All my data is in SQL Server now (from the tutorial), and all I want to do is query this table to get summary using the rxSummary
scaleR function (in-database).
This is my attempt:
exec sp_execute_external_script
@language = N'R',
@script = N'
sumOut <- rxSummary(
formula = ~gender + balance + numTrans + numIntlTrans + creditLine,
data = ccFraud
)
',
@input_data_1 = N'select * from [DeepDive].[db_datareader].[ccFraudSmall]',
@input_data_1_name = N'ccFraud',
@output_data_1_name = N'summary'
with result sets ((summary varchar(max) not null));
But this throws an error:
STDOUT message(s) from external script: Rows Read: 10000, Total Rows Processed: 10000, Total Chunk Time: Less than .001 seconds Computation time: 0.000 seconds. Msg 11536, Level 16, State 1, Line 5 EXECUTE statement failed because its WITH RESULT SETS clause specified 1 result set(s), but the statement only sent 0 result set(s) at run time.

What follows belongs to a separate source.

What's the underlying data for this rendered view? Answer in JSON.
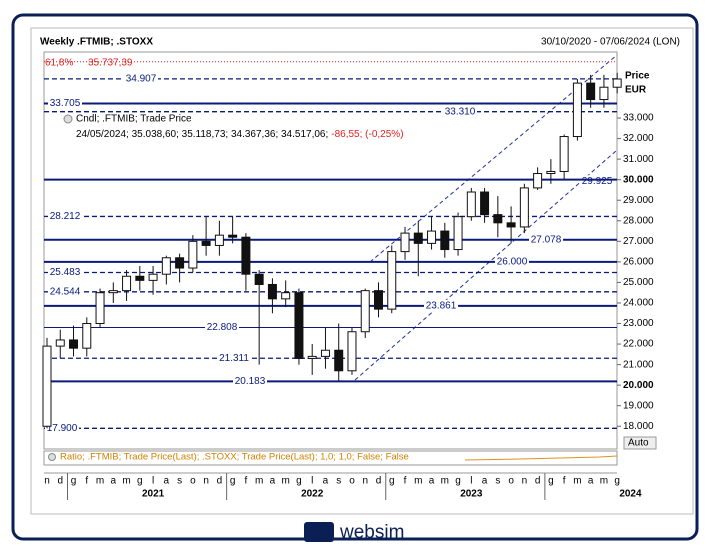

Any idea how to deal with this?
Am I missing a step?
In your example, there is a mismatch between the R script and SQL parameter definitions. The output_data_1_name
parameter value specifies the name of the R dataframe that is being returned from R to SQL Server. But there is no value assigned to summary
in the R script. Hence you are getting a 0 results error. See sp_execute_external_script document for description and example.
If you are just trying to display the summary as messages, then you can add print(sumOut)
to the R script.
If you want to return data to SQL Server, you would need to build an R dataframe and assign to the output_1_data
.